An Oxford History graduate, he appeared in 39 episodes of the programme
between 1994 and 2003, and presented eight episodes of Time Team Extra
in 1998.

Bush first became involved with the Time Team series through his friend
Mick Aston, Somerset’s first county field archaeologist. Aston had
discussed the idea of devising an archaeological television programme
with the actor Tony Robinson, and a pilot episode was set up.

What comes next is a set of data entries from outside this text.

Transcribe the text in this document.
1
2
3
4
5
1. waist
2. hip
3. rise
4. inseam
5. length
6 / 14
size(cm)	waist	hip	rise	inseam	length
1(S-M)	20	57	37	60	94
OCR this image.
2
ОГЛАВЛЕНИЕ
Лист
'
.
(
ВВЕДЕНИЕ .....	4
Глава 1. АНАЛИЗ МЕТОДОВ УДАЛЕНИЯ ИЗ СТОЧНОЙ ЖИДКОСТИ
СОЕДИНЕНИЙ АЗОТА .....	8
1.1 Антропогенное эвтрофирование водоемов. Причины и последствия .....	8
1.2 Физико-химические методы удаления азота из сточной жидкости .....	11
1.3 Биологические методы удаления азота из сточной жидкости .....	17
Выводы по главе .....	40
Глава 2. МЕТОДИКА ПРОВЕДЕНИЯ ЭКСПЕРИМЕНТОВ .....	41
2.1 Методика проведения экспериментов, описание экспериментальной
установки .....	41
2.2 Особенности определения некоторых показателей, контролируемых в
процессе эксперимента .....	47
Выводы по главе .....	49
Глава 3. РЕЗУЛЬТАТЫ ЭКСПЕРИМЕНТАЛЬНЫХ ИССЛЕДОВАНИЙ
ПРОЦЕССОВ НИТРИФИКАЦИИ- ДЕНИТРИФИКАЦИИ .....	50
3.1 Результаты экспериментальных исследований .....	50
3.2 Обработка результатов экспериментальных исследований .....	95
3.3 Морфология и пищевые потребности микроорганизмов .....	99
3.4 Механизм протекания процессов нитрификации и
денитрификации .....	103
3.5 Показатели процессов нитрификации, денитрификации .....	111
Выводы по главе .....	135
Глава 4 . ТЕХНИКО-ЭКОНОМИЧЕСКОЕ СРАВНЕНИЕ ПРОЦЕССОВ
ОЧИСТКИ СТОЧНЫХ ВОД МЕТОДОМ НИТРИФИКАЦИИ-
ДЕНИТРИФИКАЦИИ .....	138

After helping to devise the programme’s format with the producer Tim
Taylor, Bush was invited to take part in the pilot, which was shot at
Dorchester-on-Thames in October 1992. Although the pilot programme was
never screened, it persuaded Channel 4 to commission a four-programme
series of Time Team, which was filmed in 1993 and broadcast the
following year.

Bush’s most memorable experience on Time Team was taking the helm of the
reconstructed 17th-century sailing ship Dove, while filming in Maryland
when the programme visited the United States. He also sang Gregorian
plain chant in Downpatrick Cathedral and established that the Teignmouth
wreck that Time Team explored was unlikely to have been a stray from the
Spanish Armada (a revelation that obliged the local museum to adjust its
display).

Bush also appeared in Channel 4’s series Joe Public, for which he
researched the loss of a hat jewel by Henry VIII. He also featured
regularly as resident historian on Revealing Secrets, transmitted on
Channel 4 in 2001.

As a solo presenter, Bush filmed a series of six half-hour programmes
called The West at War, which examined the impact of war on the
south-west of England .

Robin James Edwin Bush was born on March 12 1943 at Hayes, Middlesex,
the son of a schoolmaster who later became a lecturer in Mathematics.
Educated at Exeter School, Robin became interested in historical
research when he was 13 while studying the school’s history; his first
two research papers were published by the Devonshire Association while
he was still a pupil there.

He won a scholarship to read History at Exeter College, Oxford, and
graduated in Modern History in 1965 . A keen amateur actor, he appeared
on stage at the Oxford Playhouse with the Monty Python actor Terry Jones.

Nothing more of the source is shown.